La multiplicité des corvées confiée à un reporter a quelquefois un résultat inattendu. Quand il est devenu assez expérimenté pour faire un compte rendu de « chic », c’est-à-dire sans assister à l’assemblée, à la fête ou à la cérémonie dont il a à parler, il n’y va pas et fait son compte rendu quand même.
Cet excès de confiance peut avoir des résultats fâcheux et tel reporter, qui a écrit de « chic » le compte rendu d’une assemblée à laquelle il ne s’était pas rendu et qui avait été contremandée sans qu’il le sût, a été congédié le lendemain même.

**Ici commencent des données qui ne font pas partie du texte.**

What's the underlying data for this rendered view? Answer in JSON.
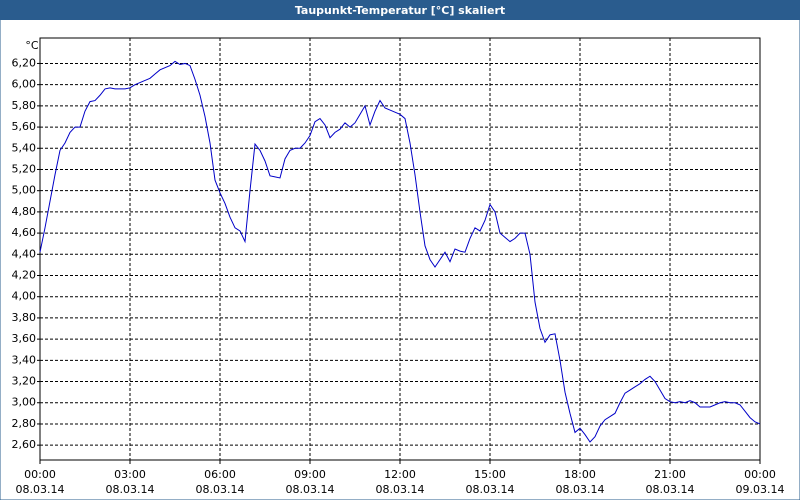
{
  "chart_data": {
    "type": "line",
    "title": "Taupunkt-Temperatur [°C] skaliert",
    "y_label": "°C",
    "color": "#0000c8",
    "grid": true,
    "ylim": [
      2.46,
      6.44
    ],
    "yticks": [
      {
        "value": 2.6,
        "label": "2,60"
      },
      {
        "value": 2.8,
        "label": "2,80"
      },
      {
        "value": 3.0,
        "label": "3,00"
      },
      {
        "value": 3.2,
        "label": "3,20"
      },
      {
        "value": 3.4,
        "label": "3,40"
      },
      {
        "value": 3.6,
        "label": "3,60"
      },
      {
        "value": 3.8,
        "label": "3,80"
      },
      {
        "value": 4.0,
        "label": "4,00"
      },
      {
        "value": 4.2,
        "label": "4,20"
      },
      {
        "value": 4.4,
        "label": "4,40"
      },
      {
        "value": 4.6,
        "label": "4,60"
      },
      {
        "value": 4.8,
        "label": "4,80"
      },
      {
        "value": 5.0,
        "label": "5,00"
      },
      {
        "value": 5.2,
        "label": "5,20"
      },
      {
        "value": 5.4,
        "label": "5,40"
      },
      {
        "value": 5.6,
        "label": "5,60"
      },
      {
        "value": 5.8,
        "label": "5,80"
      },
      {
        "value": 6.0,
        "label": "6,00"
      },
      {
        "value": 6.2,
        "label": "6,20"
      }
    ],
    "xlim": [
      0,
      1440
    ],
    "xticks": [
      {
        "value": 0,
        "label": "00:00",
        "date": "08.03.14"
      },
      {
        "value": 180,
        "label": "03:00",
        "date": "08.03.14"
      },
      {
        "value": 360,
        "label": "06:00",
        "date": "08.03.14"
      },
      {
        "value": 540,
        "label": "09:00",
        "date": "08.03.14"
      },
      {
        "value": 720,
        "label": "12:00",
        "date": "08.03.14"
      },
      {
        "value": 900,
        "label": "15:00",
        "date": "08.03.14"
      },
      {
        "value": 1080,
        "label": "18:00",
        "date": "08.03.14"
      },
      {
        "value": 1260,
        "label": "21:00",
        "date": "08.03.14"
      },
      {
        "value": 1440,
        "label": "00:00",
        "date": "09.03.14"
      }
    ],
    "x": [
      0,
      10,
      20,
      30,
      40,
      50,
      60,
      70,
      80,
      90,
      100,
      110,
      120,
      130,
      140,
      150,
      160,
      170,
      180,
      190,
      200,
      210,
      220,
      230,
      240,
      250,
      260,
      270,
      280,
      290,
      300,
      310,
      320,
      330,
      340,
      350,
      360,
      370,
      380,
      390,
      400,
      410,
      420,
      430,
      440,
      450,
      460,
      470,
      480,
      490,
      500,
      510,
      520,
      530,
      540,
      550,
      560,
      570,
      580,
      590,
      600,
      610,
      620,
      630,
      640,
      650,
      660,
      670,
      680,
      690,
      700,
      710,
      720,
      730,
      740,
      750,
      760,
      770,
      780,
      790,
      800,
      810,
      820,
      830,
      840,
      850,
      860,
      870,
      880,
      890,
      900,
      910,
      920,
      930,
      940,
      950,
      960,
      970,
      980,
      990,
      1000,
      1010,
      1020,
      1030,
      1040,
      1050,
      1060,
      1070,
      1080,
      1090,
      1100,
      1110,
      1120,
      1130,
      1140,
      1150,
      1160,
      1170,
      1180,
      1190,
      1200,
      1210,
      1220,
      1230,
      1240,
      1250,
      1260,
      1270,
      1280,
      1290,
      1300,
      1310,
      1320,
      1330,
      1340,
      1350,
      1360,
      1370,
      1380,
      1390,
      1400,
      1410,
      1420,
      1430,
      1440
    ],
    "values": [
      4.42,
      4.65,
      4.9,
      5.15,
      5.38,
      5.45,
      5.55,
      5.6,
      5.6,
      5.75,
      5.84,
      5.85,
      5.9,
      5.96,
      5.97,
      5.96,
      5.96,
      5.96,
      5.97,
      6.0,
      6.02,
      6.04,
      6.06,
      6.1,
      6.14,
      6.16,
      6.18,
      6.22,
      6.19,
      6.2,
      6.18,
      6.05,
      5.9,
      5.7,
      5.45,
      5.1,
      4.98,
      4.88,
      4.75,
      4.65,
      4.62,
      4.52,
      5.0,
      5.44,
      5.38,
      5.28,
      5.14,
      5.13,
      5.12,
      5.3,
      5.38,
      5.4,
      5.4,
      5.45,
      5.52,
      5.65,
      5.68,
      5.62,
      5.5,
      5.55,
      5.58,
      5.64,
      5.6,
      5.64,
      5.72,
      5.8,
      5.62,
      5.75,
      5.85,
      5.78,
      5.76,
      5.74,
      5.72,
      5.68,
      5.45,
      5.15,
      4.8,
      4.48,
      4.35,
      4.28,
      4.35,
      4.42,
      4.33,
      4.45,
      4.43,
      4.42,
      4.55,
      4.65,
      4.62,
      4.72,
      4.87,
      4.8,
      4.6,
      4.56,
      4.52,
      4.55,
      4.6,
      4.6,
      4.4,
      3.95,
      3.7,
      3.57,
      3.64,
      3.65,
      3.4,
      3.1,
      2.9,
      2.72,
      2.76,
      2.7,
      2.63,
      2.68,
      2.78,
      2.84,
      2.87,
      2.9,
      3.0,
      3.09,
      3.12,
      3.15,
      3.18,
      3.22,
      3.25,
      3.2,
      3.12,
      3.04,
      3.01,
      3.0,
      3.01,
      3.0,
      3.02,
      3.0,
      2.96,
      2.96,
      2.96,
      2.98,
      3.0,
      3.01,
      3.0,
      3.0,
      2.98,
      2.92,
      2.86,
      2.82,
      2.8
    ]
  }
}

Martin ne s’exposait pas à des désagréments de ce genre et le seul compte rendu qu’il écrivît jamais de « chic » fut celui d’un bal de vieilles filles auquel il n’avait pu se résoudre à aller. Il mit tant d’entrain et de brio dans sa rédaction que Dorion s’aperçut immédiatement du truc.
Il demanda à Martin s’il y était allé et Martin répondit, sans conviction, que oui.

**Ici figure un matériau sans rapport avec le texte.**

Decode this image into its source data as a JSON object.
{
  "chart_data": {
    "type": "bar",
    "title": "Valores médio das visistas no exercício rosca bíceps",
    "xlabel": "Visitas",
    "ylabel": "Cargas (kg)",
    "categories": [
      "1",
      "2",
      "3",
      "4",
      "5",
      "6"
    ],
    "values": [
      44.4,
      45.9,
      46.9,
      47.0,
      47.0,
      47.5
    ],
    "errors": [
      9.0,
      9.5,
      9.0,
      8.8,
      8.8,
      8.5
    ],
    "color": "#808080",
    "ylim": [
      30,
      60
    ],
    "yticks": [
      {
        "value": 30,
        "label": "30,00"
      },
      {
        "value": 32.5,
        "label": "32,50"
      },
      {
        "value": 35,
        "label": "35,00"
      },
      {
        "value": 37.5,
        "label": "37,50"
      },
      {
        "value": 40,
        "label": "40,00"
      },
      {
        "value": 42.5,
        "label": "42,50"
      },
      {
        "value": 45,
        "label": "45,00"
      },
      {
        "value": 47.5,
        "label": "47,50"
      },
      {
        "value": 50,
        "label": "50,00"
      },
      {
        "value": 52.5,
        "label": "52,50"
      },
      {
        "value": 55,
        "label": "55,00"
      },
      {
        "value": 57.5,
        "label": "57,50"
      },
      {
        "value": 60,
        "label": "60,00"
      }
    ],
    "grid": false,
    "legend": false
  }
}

L’affaire en resta là, mais, à quelques jours d’intervalle, Dorion fut bien heureux de voir Martin répéter son exploit, cette fois dans l’intérêt de Dorion.
Une assemblée politique avait lieu, un soir. À quatre heures, au moment où les reporters quittaient la salle de la rédaction, Dorion dit à Martin : « il y a une assemblée, ce soir, au Monument National. Je voudrais que vous me fissiez un compte rendu. C’est une assemblée libérale, le « Canada » aura un bon compte rendu, demain ; ce n’est pas absolument nécessaire que vous y alliez, si vous n’en avez pas envie. Vous ferez votre compte rendu d’après le « Canada ». »
Martin remercia Dorion de sa permission et passa tranquillement la soirée chez lui.
Le lendemain, il fit un compte rendu très convenable, en utilisant celui du « Canada ». Il avait à peine fini que le propriétaire du journal monta à la rédaction et demanda à Dorion : « avez-vous envoyé quelqu’un, hier, au Monument National ? » — Il était allé à l’assemblée il n’y avait vu aucun représentant de son journal.
L’instant était critique et la moindre indiscrétion de Martin pouvait occasionner une explosion dangereuse. Dorion dit à Martin : « vous êtes allé au Monument, hier, Martin ? » — « Oui », répondit-il sans broncher.
Le propriétaire du journal réfléchit un instant : Martin pouvait fort bien s’être trouvé là sans qu’il le vît. Il n’insista pas.
Cette fois, ce n’était pas Martin, mais bien Dorion qui avait bénéficié du compte rendu de « chic ».